Ritorniamo di nuovo indietro ad Oki, anche se i giudici che hanno condannato Omar Benguit all’ergastolo evidenziano delle differenze nei due omicidi di cui abbiamo parlato, forse qualcosa andrebbe approfondito. Elisa ed Heather sono state uccise con premeditazione, mentre Oki, sostengono, per impeto. Ma perché qualcuno avrebbe dovuto uccidere di spalle, coprendosi il volto, una ragazza che semplicemente sta facendo ritorno a casa? Forse per derubarla o per stuprarla? Eppure i pochi dollari che aveva con sé quella sera sono stati ritrovati nella sua giacca, e i vestiti non le sono stati tagliati o strappati. Nel 2018 la BBC dedica la seconda stagione di Unsolved alla storia di Omar Benguit che a questo punto è detenuto in carcere da vent’anni: se confessasse potrebbe uscire in libertà vigilata, ma ha dichiarato di voler morire in carcere da innocente piuttosto che essere libero dichiarando il falso. Durante il documentario la giornalista investigativa Bronagh Munro riapre il caso ascoltando la famiglia e molti dei testimoni che hanno contribuito alla condanna di Omar. E’ vero che Oki è stata uccisa in strada, ma il luogo dove è stata ritrovata è proprio vicino a un cunicolo di staccionate dove, se i vicini non fossero accorsi, il killer avrebbe potuto continuare indisturbato il suo lavoro di sevizie. Una coincidenza notevole per un attacco non premeditato. E’ il 12 del mese quando Oki viene uccisa, proprio come gli altri due casi, forse per il killer gli omicidi sono rituali. In tal proposito ho chiesto un aiuto al mio amico Cesare, studioso di simbolismo ed occultismo che ci regala un breve approfondimento sul simbolismo di questo numero.

*Audio del commento*

Oltretutto è vero che Omar possedesse un coltello, ma era di dimensioni ridotte, molto diverso dall’arma del delitto che ha ucciso Oki, una lama da punta e taglio lunga almeno 12 centimetri. Un altro appunto degno di nota sono i testimoni, tutti hanno rimangiato la testimonianza e si dicono dispiaciuti per aver testimoniato contro Omar, che di fatto non hanno mai visto uccidere nessuno. Molti erano in gravi condizioni di salute psichica per abuso di droghe e i parenti stessi affermano che molto probabilmente mentivano.
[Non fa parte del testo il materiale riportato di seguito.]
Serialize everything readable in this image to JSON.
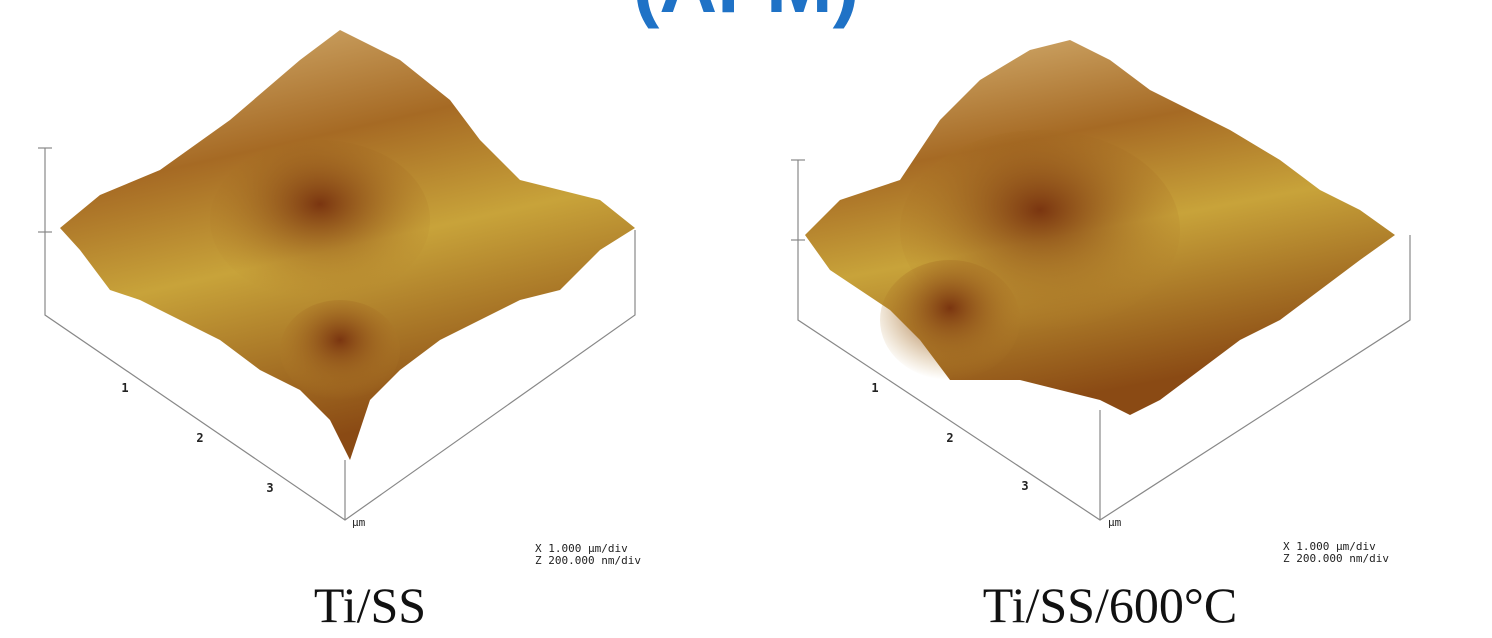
{
  "title": "(AFM)",
  "panels": [
    {
      "axis_ticks": [
        "1",
        "2",
        "3"
      ],
      "unit": "µm",
      "scale_x": "X 1.000 µm/div",
      "scale_z": "Z 200.000 nm/div",
      "caption": "Ti/SS"
    },
    {
      "axis_ticks": [
        "1",
        "2",
        "3"
      ],
      "unit": "µm",
      "scale_x": "X 1.000 µm/div",
      "scale_z": "Z 200.000 nm/div",
      "caption": "Ti/SS/600°C"
    }
  ]
}
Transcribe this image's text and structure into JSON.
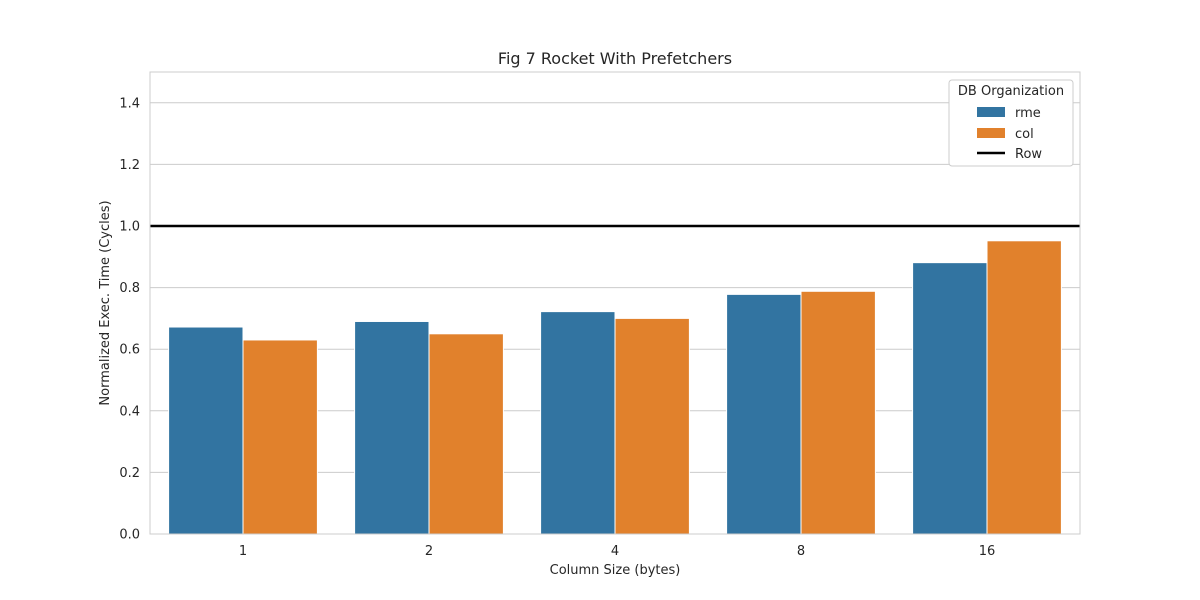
{
  "chart_data": {
    "type": "bar",
    "title": "Fig 7 Rocket With Prefetchers",
    "xlabel": "Column Size (bytes)",
    "ylabel": "Normalized Exec. Time (Cycles)",
    "categories": [
      "1",
      "2",
      "4",
      "8",
      "16"
    ],
    "series": [
      {
        "name": "rme",
        "color": "#3274a1",
        "values": [
          0.672,
          0.69,
          0.722,
          0.778,
          0.881
        ]
      },
      {
        "name": "col",
        "color": "#e1812c",
        "values": [
          0.63,
          0.65,
          0.7,
          0.788,
          0.952
        ]
      }
    ],
    "reference_line": {
      "name": "Row",
      "value": 1.0,
      "color": "#000000"
    },
    "ylim": [
      0,
      1.5
    ],
    "yticks": [
      "0.0",
      "0.2",
      "0.4",
      "0.6",
      "0.8",
      "1.0",
      "1.2",
      "1.4"
    ],
    "grid": true,
    "legend": {
      "title": "DB Organization",
      "position": "top-right"
    }
  }
}
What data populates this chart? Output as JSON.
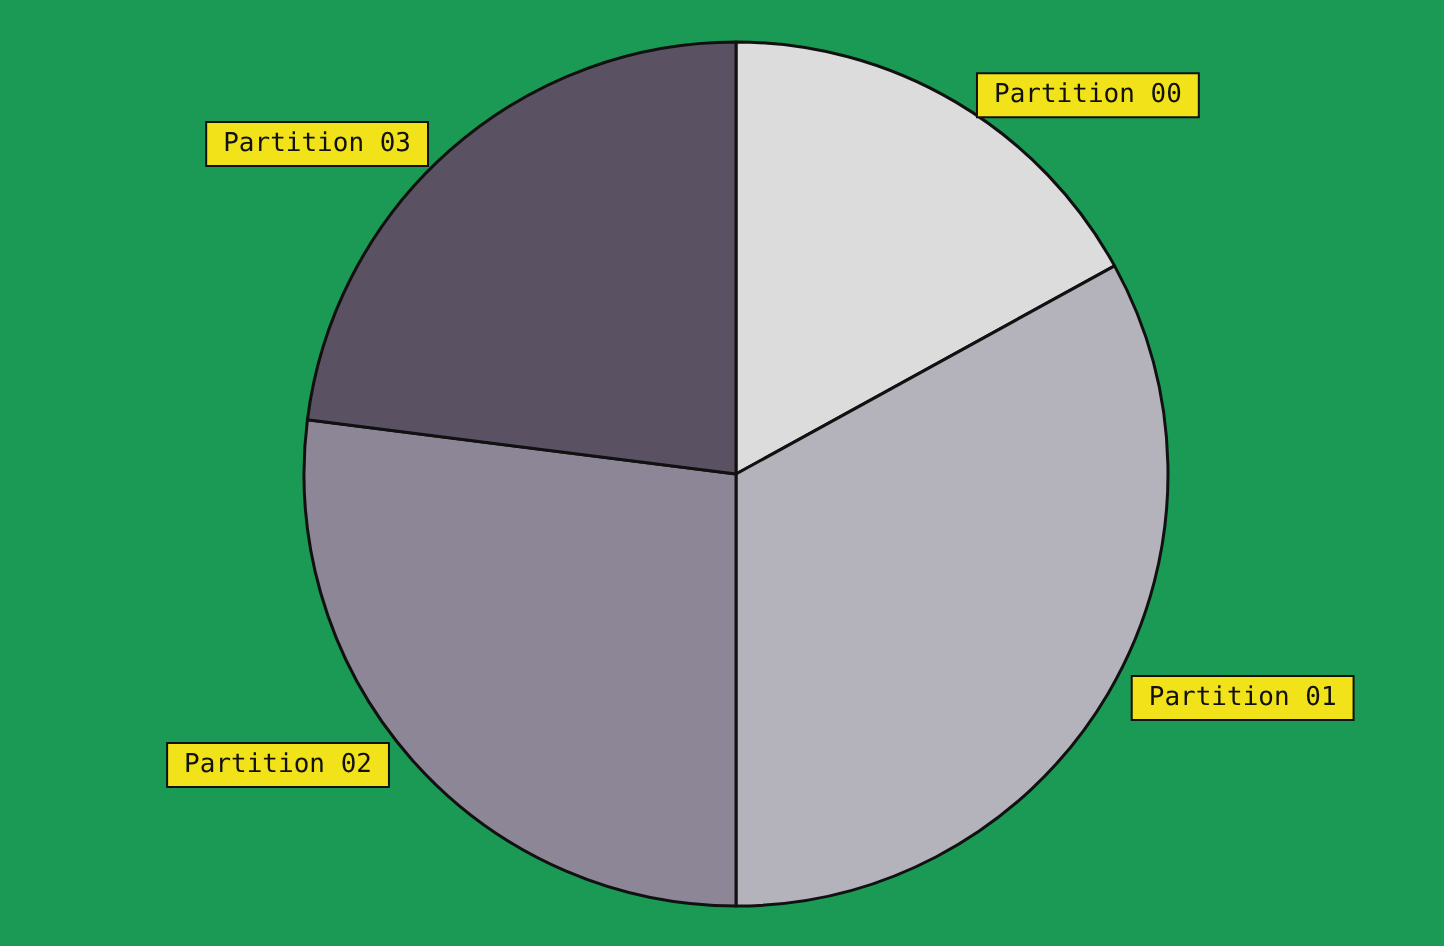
{
  "chart_data": {
    "type": "pie",
    "categories": [
      "Partition 00",
      "Partition 01",
      "Partition 02",
      "Partition 03"
    ],
    "values": [
      17,
      33,
      27,
      23
    ],
    "colors": [
      "#dcdcdc",
      "#b4b2ba",
      "#8c8696",
      "#5a5262"
    ],
    "legend": false
  }
}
L’ipotesi è che Oki sia stata verosimilmente seguita prima di essere uccisa, quello che sembra un delitto d’impeto potrebbe essere invece un omicidio ben premeditato e sarebbe proseguito con il modus operandi di Restivo che già conosciamo, se qualcosa non fosse andato “storto”, ossia se Oki non avesse combattuto così strenuamente per la sua vita attirando l’attenzione su di sé e cercando di sopravvivere. Eppure la verità processuale per ora dice altro e noi dobbiamo attenerci a quella considerando Danilo, per ora, innocente almeno di quest’ultimo delitto.

Il caso è aggiornato al maggio 2021 e potrebbero esserci svolte presto, visto che il legale di Benguit ha presentato un nuovo appello fornendo un alibi ad Omar, che viene ripreso da diverse telecamere di sorveglianza nelle immediatezze dell’omicidio, ma in un luogo totalmente diverso

Normalmente siamo innamorati del concetto di “giustizia”, pensiamo sia quasi un potere divino, qualcosa da cui non ci si può sottrarre, prima o poi, eppure sulla Terra è amministrata da esseri umani e gli esseri umani, in quanto tali, a volte sbagliano.